Our Lord answers the prayer of the blind man – who sees Jesus even in his physical darkness. “What do you want Me to do for you?” He asks.  “Lord, let me recover my sight,” he prays.

And the Lord Jesus answers his prayer.  He recovered his sight.  But note what our Lord says made this miracle possible: “Recover your sight, your faith has made you well.”  Faith believed the promise – the promise of the coming Messiah in the prophets, but also the coming of the Messiah in flesh and blood, in space and time.  The blind beggar begs for mercy, and Jesus restores his sight.  For He saw Jesus, in spite of his physical infirmity. 

And while the disciples continue to struggle with their spiritual blindness – these men whom our Lord often chided for their “little faith” – the formerly blind beggar who prayed for his sight, who sought the mercy of the Lord, also became a disciple: “He recovered his sight and followed Him.”

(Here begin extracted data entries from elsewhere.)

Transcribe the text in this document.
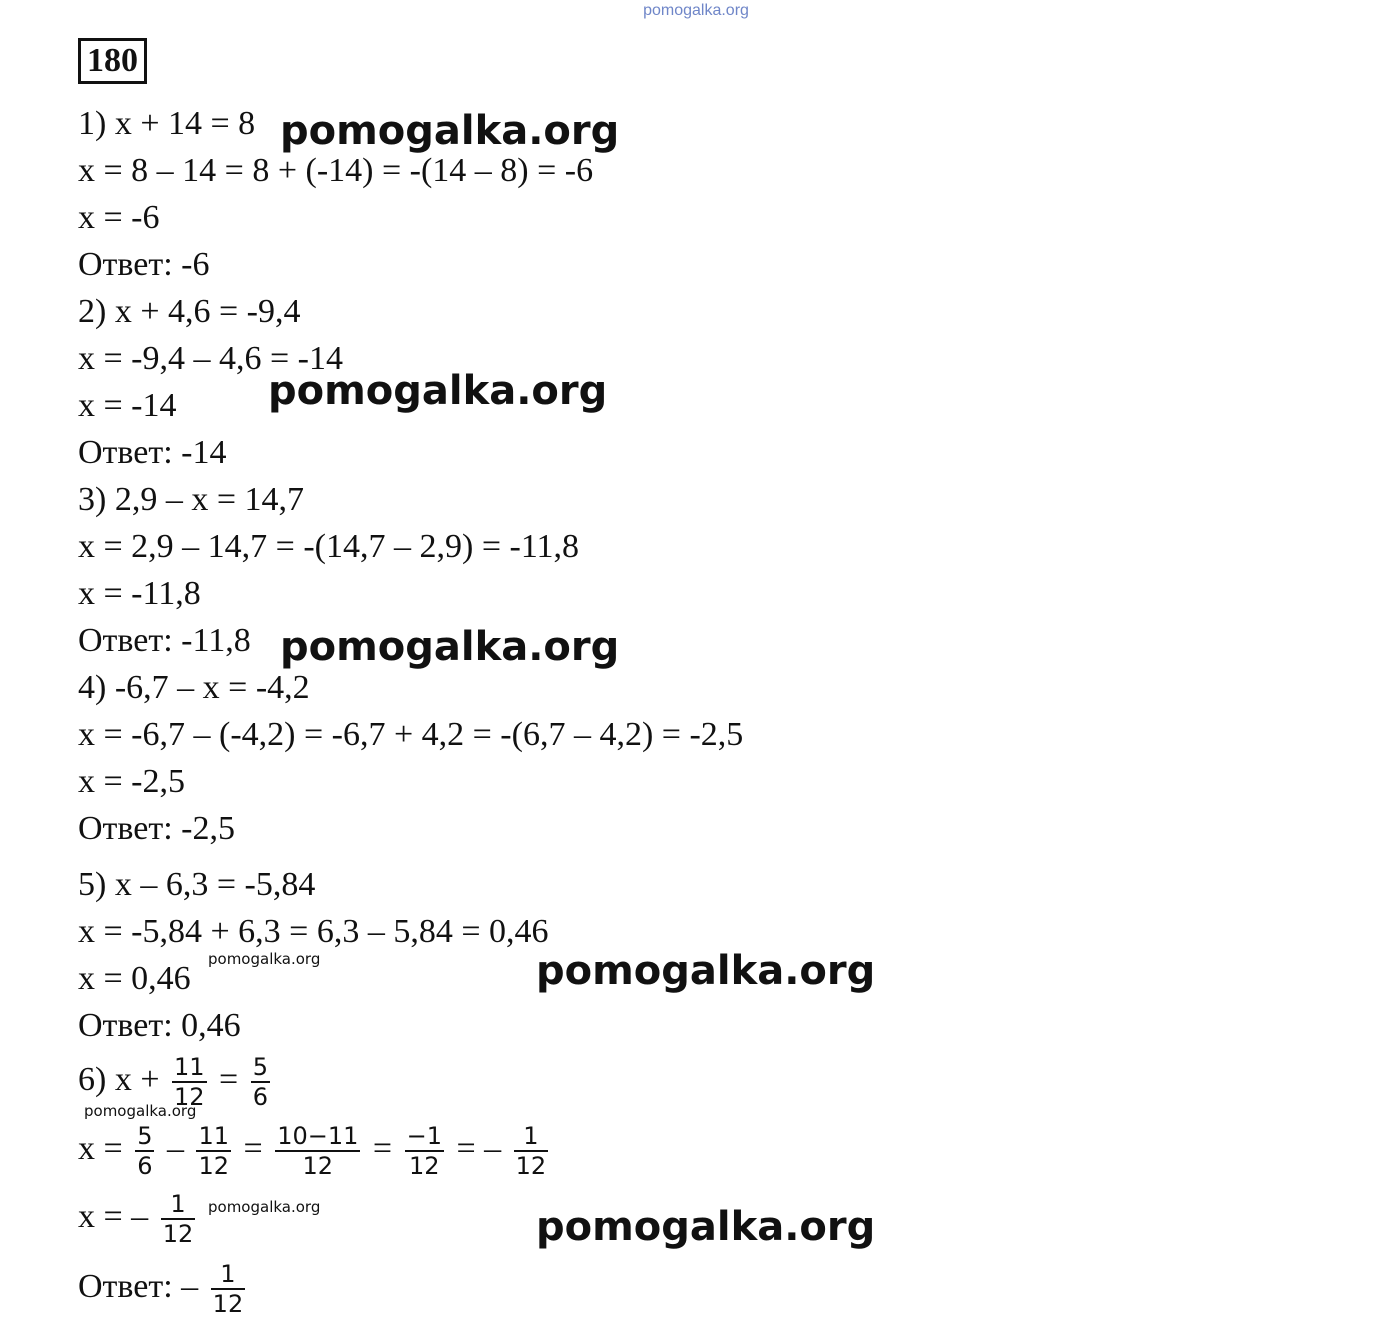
pomogalka.org
180
1) x + 14 = 8
x = 8 – 14 = 8 + (-14) = -(14 – 8) = -6
x = -6
Ответ: -6
2) x + 4,6 = -9,4
x = -9,4 – 4,6 = -14
x = -14
Ответ: -14
3) 2,9 – x = 14,7
x = 2,9 – 14,7 = -(14,7 – 2,9) = -11,8
x = -11,8
Ответ: -11,8
4) -6,7 – x = -4,2
x = -6,7 – (-4,2) = -6,7 + 4,2 = -(6,7 – 4,2) = -2,5
x = -2,5
Ответ: -2,5
5) x – 6,3 = -5,84
x = -5,84 + 6,3 = 6,3 – 5,84 = 0,46
x = 0,46
Ответ: 0,46
6) $x + \frac{11}{12} = \frac{5}{6}$
$x = \frac{5}{6} - \frac{11}{12} = \frac{10-11}{12} = \frac{-1}{12}$ = – $\frac{1}{12}$
x = – $\frac{1}{12}$
Ответ: – $\frac{1}{12}$
pomogalka.org
pomogalka.org
pomogalka.org
pomogalka.org
pomogalka.org
pomogalka.org
pomogalka.org
pomogalka.org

He followed Jesus, dear friends.  For he saw something more than a miraculous healing.  He saw that Jesus fulfilled the Scriptures, he saw that Jesus is indeed the one with the power to answer prayers, in His mercy, by His illuminating light, and in accordance with His ministry to seek and save the lost, to bring sight to the blind, sound to the deaf, and life to the dead. 

There were many that saw Jesus perform miracle after miracle, and yet did not see that He is the Son of Man, and the Son of God.  There were indeed those who saw His magnificent works of love and mercy and divine power, and for whatever reason: jealousy, greed, the desire for power – whatever their motivation, they were blinded by their rage, their fear, and their lack of love.  For though love is at times blind, hatred and rage are blinding. 

And it is this kind of blindness, dear friends, that is truly dangerous.  One can learn to live in physical darkness, but when one is in spiritual darkness, he is in eternal peril.

And the only cure to that darkness, dear brothers and sisters, is Jesus: “God of God, light of light, very God of very God,” – the one who “breaks the darkness with a liberating light… turning blindness into sight.”

Let us join this formerly blind man who became a disciple, who saw Jesus as the liberating light of the world, by joining in His prayer: “Lord, have mercy upon us.  Christ have mercy upon us.  Lord, have mercy upon us.”

Let there be light.

Amen.

In the name of the Father and of the + Son and of the Holy Spirit.  Amen.